Leurs repas en commun, leurs agapes – qui faisaient tant jaser – sont emblématiques de la sociabilité chrétienne : sous le regard de Dieu, ils sont empreints de modestie, de pudeur, de sobriété (on n’y boit pas trop et on y chante des hymnes en l’honneur de Dieu). Un chrétien peut fréquenter les thermes, mais c’est pour s’y laver ; il peut utiliser de l’encens en l’honneur des morts. « Quant aux spectacles, nous y renonçons », écrit encore Tertullien, qui dénonce la folie du cirque, où les courses provoquent le déchaînement frénétique des passions, l’immoralité du théâtre, l’atrocité de l’amphithéâtre, où le spectateur éprouve un plaisir sadique à assister à la mise à mort d’être contraints de s’entretuer – les gladiateurs – ou exposés aux bêtes, la frivolité des compétitions sportives. Si la critique chrétienne rejoint celle de certains philosophes (les stoïciens) à l’égard tant des courses que des jeux sanglants de l’amphithéâtre, il s’y ajoute une dénonciation du caractère idolâtrique, donc diabolique – puisque les dieux sont identifiés aux démons – de certaines pratiques, dont les contemporains eux-mêmes n’avaient d’ailleurs peut-être plus conscience, telle que le caractère religieux de la procession qui, au cirque, préludait au déroulement des courses ou encore le fait que les combats de gladiateurs tiraient leur origine du sacrifice humain en l’honneur des morts. Ainsi, le renoncement aux spectacles est bien un signe distinctif des chrétiens, mais fut-il toujours respecté ? Les injonctions et mises en garde régulièrement répétées jusqu’au Ve siècle permettent d’en douter.

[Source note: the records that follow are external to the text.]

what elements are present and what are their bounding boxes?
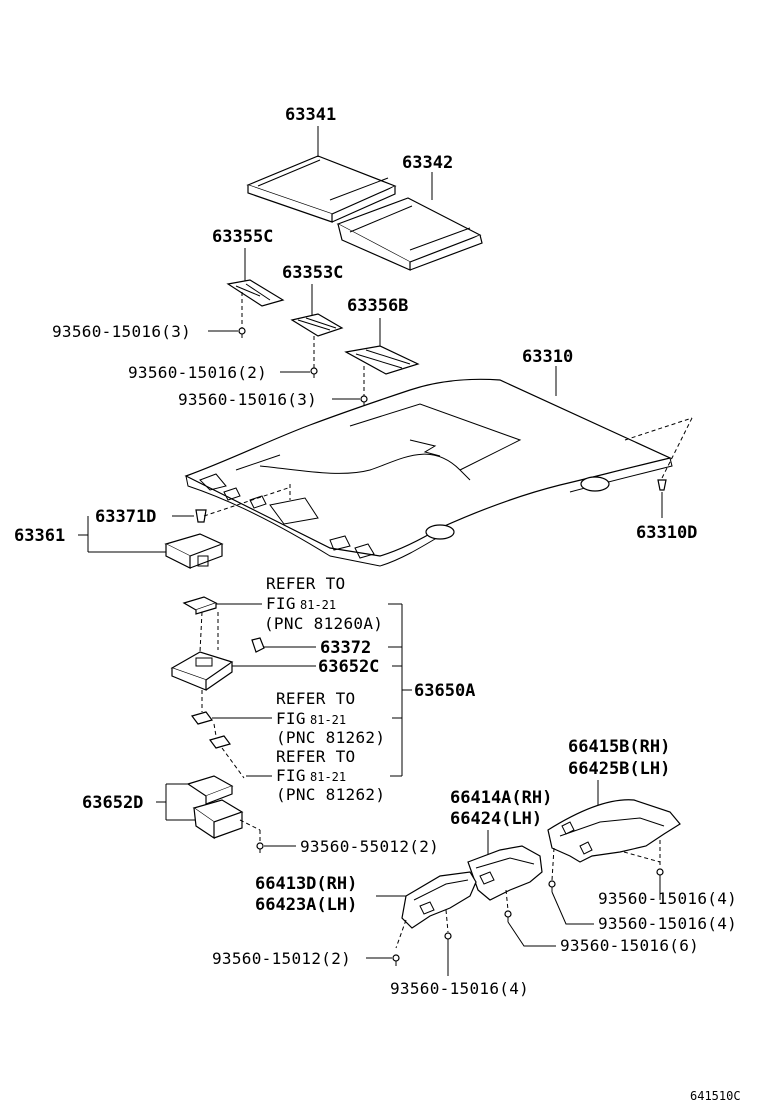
label-66423a: 66423A(LH) <box>255 895 357 915</box>
screw-icon <box>548 880 556 892</box>
sunshade-panel-63341 <box>246 155 397 223</box>
label-63361: 63361 <box>14 526 65 546</box>
label-66424: 66424(LH) <box>450 809 542 829</box>
lens-part-ref1 <box>182 596 218 615</box>
label-66414a: 66414A(RH) <box>450 788 552 808</box>
label-63372: 63372 <box>320 638 371 658</box>
ref1-fig-num: 81-21 <box>300 598 336 612</box>
label-63341: 63341 <box>285 105 336 125</box>
ref3-fig: FIG <box>276 766 306 785</box>
trim-66415b <box>547 799 681 863</box>
trim-66413d <box>401 871 477 929</box>
ref2-fig: FIG <box>276 709 306 728</box>
lens-part-ref2 <box>190 711 214 725</box>
lamp-part-63652d-lower <box>192 799 244 840</box>
label-screw-1: 93560-15016(3) <box>52 322 191 341</box>
screw-icon <box>656 868 664 880</box>
screw-icon <box>392 954 400 966</box>
label-66425b: 66425B(LH) <box>568 759 670 779</box>
label-screw-6: 93560-15016(4) <box>598 914 737 933</box>
label-screw-9: 93560-15016(4) <box>390 979 529 998</box>
ref2-refer: REFER TO <box>276 689 355 708</box>
bracket-63353c <box>290 313 344 337</box>
label-63355c: 63355C <box>212 227 273 247</box>
sunshade-panel-63342 <box>336 197 483 271</box>
ref1-fig: FIG <box>266 594 296 613</box>
ref3-pnc: (PNC 81262) <box>276 785 385 804</box>
ref2-pnc: (PNC 81262) <box>276 728 385 747</box>
label-66413d: 66413D(RH) <box>255 874 357 894</box>
bracket-63356b <box>344 345 420 375</box>
label-63652d: 63652D <box>82 793 143 813</box>
label-66415b: 66415B(RH) <box>568 737 670 757</box>
label-63310: 63310 <box>522 347 573 367</box>
label-screw-5: 93560-15016(4) <box>598 889 737 908</box>
label-63342: 63342 <box>402 153 453 173</box>
label-63353c: 63353C <box>282 263 343 283</box>
lens-part-ref3 <box>208 735 232 749</box>
label-63650a: 63650A <box>414 681 475 701</box>
label-63371d: 63371D <box>95 507 156 527</box>
label-screw-7: 93560-15016(6) <box>560 936 699 955</box>
ref1-pnc: (PNC 81260A) <box>264 614 383 633</box>
lamp-part-63652d-upper <box>186 775 234 805</box>
screw-icon <box>238 327 246 338</box>
ref3-refer: REFER TO <box>276 747 355 766</box>
label-screw-3: 93560-15016(3) <box>178 390 317 409</box>
headliner-63310 <box>184 378 673 567</box>
label-63652c: 63652C <box>318 657 379 677</box>
trim-66414a <box>467 845 543 901</box>
label-screw-4: 93560-55012(2) <box>300 837 439 856</box>
screw-icon <box>256 842 264 853</box>
screw-icon <box>310 367 318 378</box>
clip-icon <box>657 479 667 491</box>
ref2-fig-num: 81-21 <box>310 713 346 727</box>
clip-icon <box>195 509 207 523</box>
room-lamp-63652c <box>170 651 234 691</box>
bracket-63355c <box>226 279 285 307</box>
label-screw-2: 93560-15016(2) <box>128 363 267 382</box>
ref3-fig-num: 81-21 <box>310 770 346 784</box>
label-screw-8: 93560-15012(2) <box>212 949 351 968</box>
clip-icon <box>251 637 265 653</box>
diagram-code: 641510C <box>690 1089 741 1103</box>
screw-icon <box>504 910 512 922</box>
ref1-refer: REFER TO <box>266 574 345 593</box>
map-lamp-63361 <box>164 533 224 569</box>
label-63356b: 63356B <box>347 296 408 316</box>
label-63310d: 63310D <box>636 523 697 543</box>
screw-icon <box>444 932 452 944</box>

En recommandant aux femmes chrétiennes de ne « plaire qu’à leur mari », et donc de ne pas user des artifices de séduction que sont maquillage, bijoux et vêtements luxueux ou impudiques, Tertullien dit bien que c’est là la règle commune et qu’un époux, chrétien ou non – ce qui était souvent le cas –, considère la chasteté comme la plus belle des parures. La morale chrétienne est ici tout à fait en accord avec la morale commune, sinon avec les usages. Mais il invite les femmes chrétiennes à sortir de chez elles pour secourir les pauvres, participer au saint sacrifice et entendre la parole de Dieu ; il admet les visites d’amitié à des non-chrétiennes pour qui elles pourront être un exemple. De même, Clément d’Alexandrie (vers 190), s’employant à « esquisser » – dans Le Pédagogue – « ce que doit être dans toute sa vie celui qu’on appelle un chrétien », donne des conseils très pratiques pour vivre dans le monde avec simplicité, modération, maîtrise de soi, et faire un bon usage de ce que Dieu a créé. Mais il faut tenir compte du fait que ces conseils d’éthique et de vie quotidienne constituent un discours normatif adressé à une certaine catégorie sociale aisée. De la vie concrète de la majorité anonyme des gens ordinaires, hommes et femmes, chrétiens ou non, nous ne savons pas grand-chose. En outre, le recul du baptême à l’approche de la mort permettait aussi de continuer à vivre « comme avant », sans compter la pression sociale et les charges auxquelles les notables des cités ne pouvaient guère se dérober.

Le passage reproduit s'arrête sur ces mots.